In my last post I wrote of the threat that there would be a Sanders amendment to the Travel Promotion Act. The amendment would have increased the fees that H-1B Petitioners are charged for that process. This would have greatly impacted healthcare immigration focused businesses and beneficiaries. The H-1B has been a bigger part of every company’s immigration strategy since the 2007 retrogression of Schedule A workers.
It appears that this threat to H-1B petitioners has been avoided. Yesterday word circled through the business immigration that Sen. Sanders has agreed to withhold offering the amendment. Many leading House and Senate members personally reached out to Sen. Sanders.
The crux of their argument to Sen. Sanders was that if Comprehensive Immigration Reform is going to take root this fall, then piecemeal legislation such as H-1B fee increase would be counterproductive.

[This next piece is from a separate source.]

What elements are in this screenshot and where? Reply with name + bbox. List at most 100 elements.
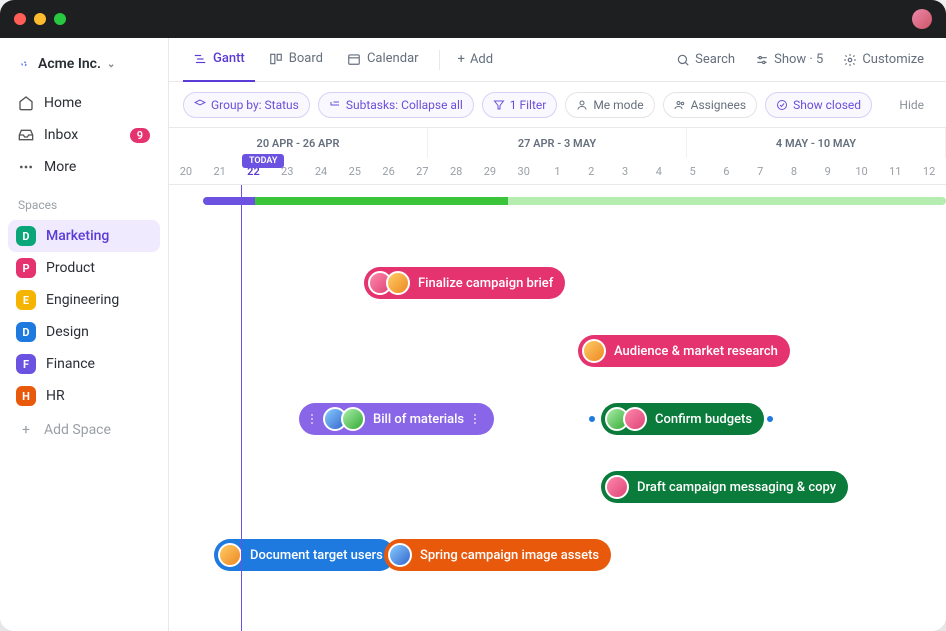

Unfortunately, this means that efforts to pass the Emergency Nursing Supply Relief Act (HR 2536) are not likely to be successful this spring/summer. Representatives and Senators seem to be of the opinion that the ENSRA and other piecemeal legislation can be taken up in a comprehensive package this autumn. Nevertheless efforts to pass it sooner than the autumn remain underway.
-Chris Musillo
To Jake,
Chris is absolutely correct. The H1-B visas have still not been filled to capacity compared to previous years. This clearly indicates that H1-B program actually is being used to supplement the US work force and not misplace US workers as some people think. If that was indeed the case then the US government should stop all temporary work related job and shut down their immigration system. The people who follow the rules, who actually pay taxes to the nation just as you do, are the ones being treated unfairly. Just imagine getting stuck at a job for 10 years to get your permanent residence.

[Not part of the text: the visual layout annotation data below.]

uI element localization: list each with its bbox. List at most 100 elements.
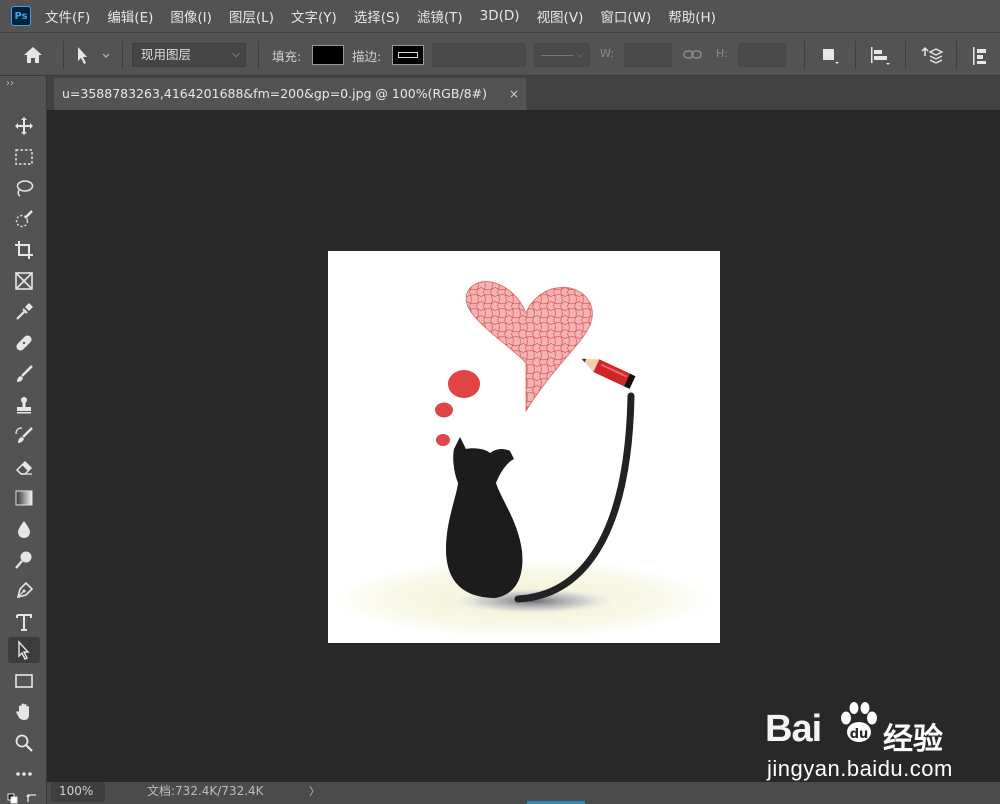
dodge-tool[interactable] [8,547,40,573]
separator [258,41,259,69]
rectangular-marquee-icon [15,149,33,165]
distribute-icon [973,47,986,65]
document-tab-bar: u=3588783263,4164201688&fm=200&gp=0.jpg … [47,76,1000,110]
hand-icon [16,703,29,720]
menu-view[interactable]: 视图(V) [537,6,584,26]
menu-window[interactable]: 窗口(W) [600,6,651,26]
stroke-color-swatch[interactable] [392,45,424,65]
document-tab[interactable]: u=3588783263,4164201688&fm=200&gp=0.jpg … [54,78,526,110]
rectangle-shape-icon [15,674,33,688]
menu-select[interactable]: 选择(S) [354,6,400,26]
stroke-label: 描边: [352,49,382,64]
status-menu-arrow-icon[interactable]: 〉 [309,782,320,801]
menu-edit[interactable]: 编辑(E) [107,6,153,26]
home-icon [24,47,42,63]
align-icon [871,47,890,65]
baidu-paw-icon: du [841,702,877,742]
separator [122,41,123,69]
stamp-icon [17,397,31,414]
pen-tool[interactable] [8,578,40,604]
home-button[interactable] [18,43,48,67]
brush-tool[interactable] [8,361,40,387]
menu-image[interactable]: 图像(I) [170,6,212,26]
gradient-icon [15,490,33,506]
watermark-url: jingyan.baidu.com [767,756,953,781]
default-colors-icon [7,793,36,804]
fill-color-swatch[interactable] [312,45,344,65]
lasso-icon [16,180,34,197]
chevron-down-icon: ⌵ [232,49,240,60]
path-selection-arrow-icon [78,47,110,64]
path-alignment-button[interactable] [868,45,892,67]
move-tool[interactable] [8,113,40,139]
type-icon [16,614,32,631]
history-brush-icon [15,427,33,443]
tool-preset-picker[interactable] [74,45,116,65]
quick-selection-tool[interactable] [8,206,40,232]
gradient-tool[interactable] [8,485,40,511]
menu-layer[interactable]: 图层(L) [229,6,274,26]
healing-brush-tool[interactable] [8,330,40,356]
document-size-info: 文档:732.4K/732.4K [147,784,264,798]
menu-filter[interactable]: 滤镜(T) [417,6,463,26]
link-dimensions-button[interactable] [683,47,703,63]
magnifier-icon [15,734,33,752]
document-canvas[interactable] [328,251,720,643]
arrange-layers-icon [921,46,944,64]
zoom-tool[interactable] [8,730,40,756]
width-field[interactable] [624,43,672,67]
frame-tool[interactable] [8,268,40,294]
height-label: H: [716,47,728,60]
eraser-icon [15,460,33,475]
baidu-jingyan-watermark: Bai du 经验 jingyan.baidu.com [765,696,955,782]
lasso-tool[interactable] [8,175,40,201]
fill-label: 填充: [272,49,302,64]
collapse-panel-icon[interactable]: ›› [6,78,14,89]
stroke-width-field[interactable] [432,43,526,67]
separator [804,41,805,69]
stroke-line-icon [541,54,573,56]
direct-selection-arrow-icon [18,640,30,660]
rectangle-tool[interactable] [8,668,40,694]
path-operations-button[interactable] [820,45,842,67]
blur-tool[interactable] [8,516,40,542]
eraser-tool[interactable] [8,454,40,480]
menu-file[interactable]: 文件(F) [45,6,90,26]
separator [956,41,957,69]
canvas-workspace[interactable] [47,110,1000,782]
frame-icon [15,272,33,290]
type-tool[interactable] [8,609,40,635]
chevron-down-icon: ⌵ [577,50,584,60]
eyedropper-icon [16,303,33,320]
svg-text:du: du [850,727,869,742]
menu-type[interactable]: 文字(Y) [291,6,337,26]
zoom-level-field[interactable]: 100% [51,782,105,802]
close-icon[interactable]: × [509,78,519,110]
clone-stamp-tool[interactable] [8,392,40,418]
eyedropper-tool[interactable] [8,299,40,325]
crop-tool[interactable] [8,237,40,263]
photoshop-logo-icon[interactable]: Ps [11,6,31,26]
layer-mode-value: 现用图层 [141,47,192,62]
menu-help[interactable]: 帮助(H) [668,6,716,26]
more-tools[interactable] [8,761,40,787]
history-brush-tool[interactable] [8,423,40,449]
move-icon [15,117,33,135]
link-icon [683,50,702,59]
layer-mode-dropdown[interactable]: 现用图层 ⌵ [132,43,246,67]
cat-heart-illustration [334,281,714,639]
path-selection-tool[interactable] [8,637,40,663]
document-tab-title: u=3588783263,4164201688&fm=200&gp=0.jpg … [62,86,487,101]
stroke-type-dropdown[interactable]: ⌵ [534,43,590,67]
align-edges-button[interactable] [970,45,992,67]
bandage-icon [16,335,32,351]
marquee-tool[interactable] [8,144,40,170]
height-field[interactable] [738,43,786,67]
menu-3d[interactable]: 3D(D) [480,8,520,24]
hand-tool[interactable] [8,699,40,725]
path-arrangement-button[interactable] [918,44,944,68]
color-swap-controls[interactable] [6,789,42,804]
separator [63,41,64,69]
width-label: W: [600,47,614,60]
watermark-jingyan-text: 经验 [883,722,943,757]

Instead the government is trying to give fast-track citizenship to illegal immigrants who never pay taxes to the government.
Instead of cribbing and crying foul over H1-B visa program (which is legal), spend your time is discussing amnesty for illegal immigrants.
Thanks.
Posted by: Analytic | July 01, 2009 at 12:41 PM
Hi Chris
When do you expect some moment on HR 2536 in terms of debate and mark up by subcommittee on immigration? Is it so that the bill need to be re-introduced in case it is not passed by Sept 30 2009?

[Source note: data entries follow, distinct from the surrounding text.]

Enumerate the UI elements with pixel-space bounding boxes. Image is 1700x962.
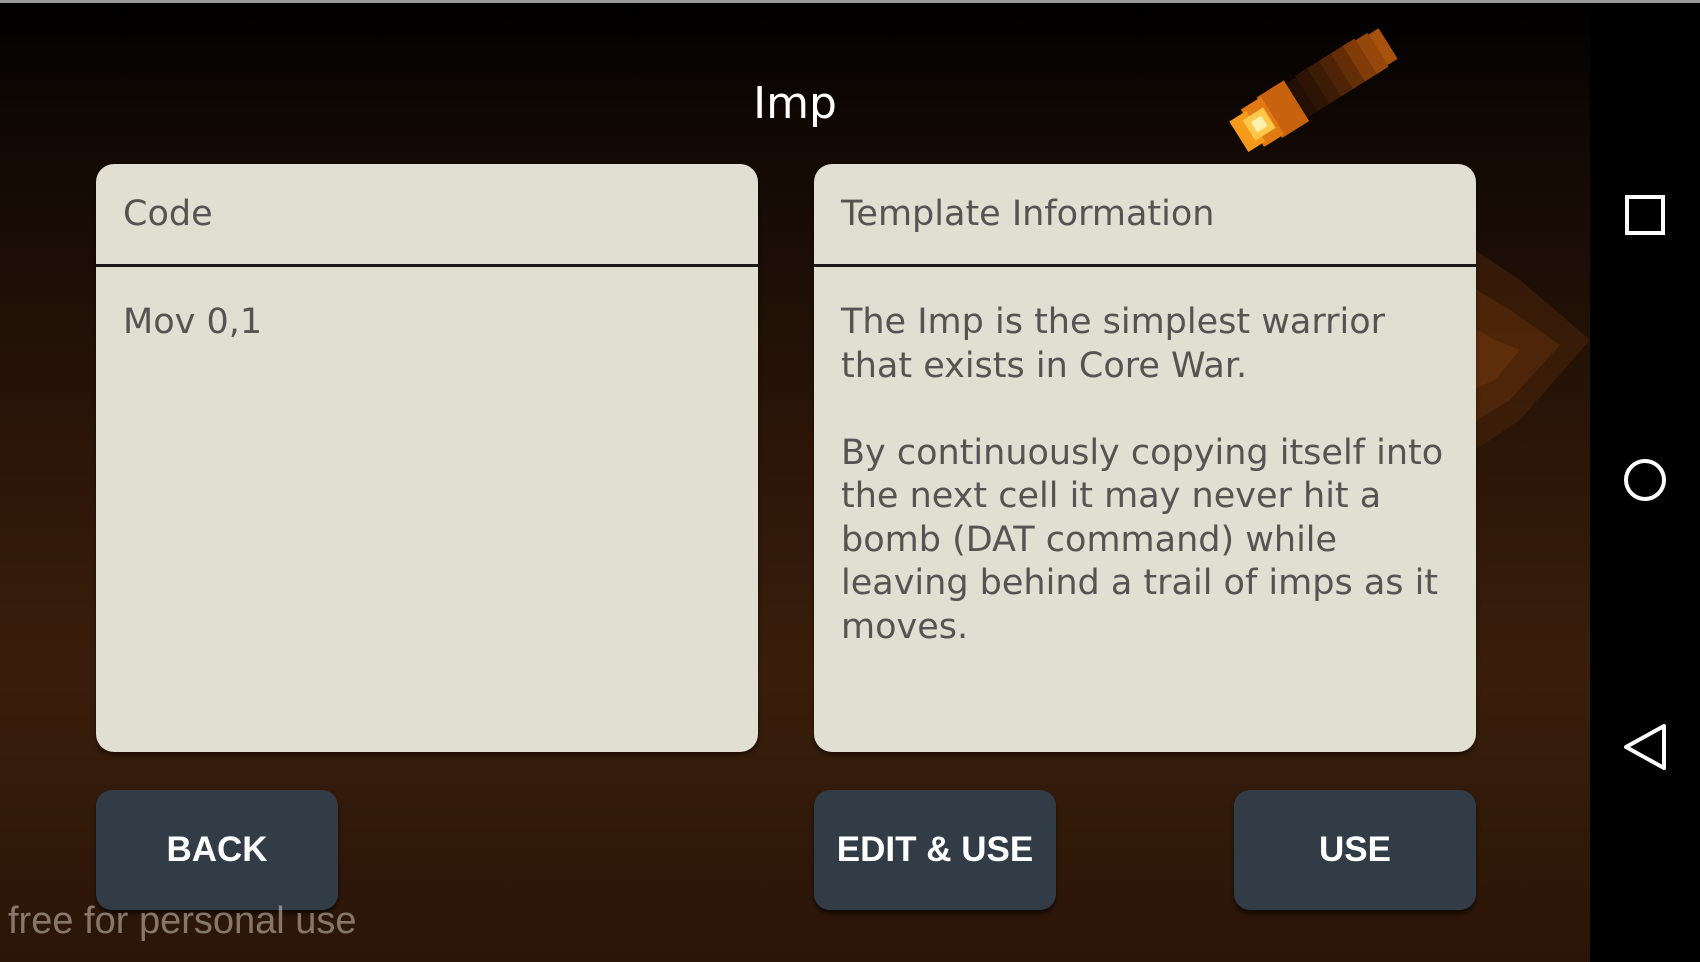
system-navigation-bar	[1590, 0, 1700, 962]
home-icon[interactable]	[1610, 445, 1680, 515]
code-panel-header: Code	[96, 164, 758, 267]
app-area: Imp Code Mov 0,1 Template Information Th…	[0, 0, 1590, 962]
edit-and-use-button[interactable]: EDIT & USE	[814, 790, 1056, 910]
template-info-paragraph: The Imp is the simplest warrior that exi…	[841, 302, 1386, 386]
code-panel: Code Mov 0,1	[96, 164, 758, 752]
recents-icon[interactable]	[1610, 180, 1680, 250]
flame-trail-decoration	[1460, 240, 1590, 460]
watermark-text: free for personal use	[8, 900, 357, 942]
template-info-paragraph: By continuously copying itself into the …	[841, 432, 1444, 647]
use-button[interactable]: USE	[1234, 790, 1476, 910]
device-screen: Imp Code Mov 0,1 Template Information Th…	[0, 0, 1700, 962]
template-info-body: The Imp is the simplest warrior that exi…	[814, 267, 1476, 649]
back-icon[interactable]	[1610, 712, 1680, 782]
back-button[interactable]: BACK	[96, 790, 338, 910]
code-panel-body: Mov 0,1	[96, 267, 758, 345]
template-info-header: Template Information	[814, 164, 1476, 267]
code-content: Mov 0,1	[123, 302, 263, 342]
template-info-panel: Template Information The Imp is the simp…	[814, 164, 1476, 752]
top-edge-line	[0, 0, 1700, 3]
page-title: Imp	[753, 78, 837, 129]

Any chance of the bill getting passed before Dec 2209?
Posted by: Kavitha | June 20, 2009 at 01:09 AM
Hi
chris
Is there no single chance of passing ENSRA BILL this summer????
Please enlighten us with the fact, what will happen next????
Thanks
Posted by: analytical | June 19, 2009 at 10:04 AM
Hi Jake-
That may or may not be the case, but for the purposes of this Blog the H-1 is being used to bring in Nurses, PTs, OTs, and other healthcare workers into the US. The Dept of Labor acknowledges that there are significant US supply shortages in these occupations.
See: http://www.bls.gov/oco/ocos083.htm
Also, if H-1s are being used to cut wages, etc. Why are H-1 numbers down so dramatically this year? Aren't those companies just as interested in cutting wages in a falling economy? If your conclusions are correct, we shouldn't be seeing a fall-off in H-1 usage.
Chris
Posted by: Chris Musillo | June 19, 2009 at 09:31 AM
Simple fact is Tata, Satyam, Infosys, and Wipro have U.S. workforces that are 90% Indian. These Indian IT offshoring/outsourcing firms are practicing racial discrimination in the U.S. by using the L-1 and H-1b Visa almost exclusively to fill U.S. jobs, and not even trying to find candidates already in the U.S., unless pressured by Congress.
Hiring only of one nationality is discrimination, pure and simple.
These companies are using the H-1b and L-1 Visa to remove millions of U.S. jobs, so the creation of a few fast-food jobs is nothing compared to the millions of customer support, call center, financial services, and engineering jobs that removed by these Indian IT Outsourcing companies.
We should not be allowing a Visa class to be so abused. The H-1b visa was meant to be used only when a U.S. company could not find a suitable worker for a U.S. job. By not even trying to hire U.S. workers, these Indian IT companies are patently abusing the H-1b and L-1 visa system and openly committing the biggest case of discrimination in U.S. modern history.
Posted by: Jake Leone | June 19, 2009 at 09:13 AM
My sense is that any efforts to shoehorn the ENSRA onto the looming healthcare bill will likley be met with the same roadblocks that happened when Sen. Sanders attempted to raise the H-1B rates. That having been said, efforts continue to do just that.
Posted by: Chris Musillo | June 19, 2009 at 06:43 AM
Hi Chris,
Is there any possibility that ENSRA be part of health care reform instead of CIR because of it has a component of funding grants to educate more Americans to take up nursing?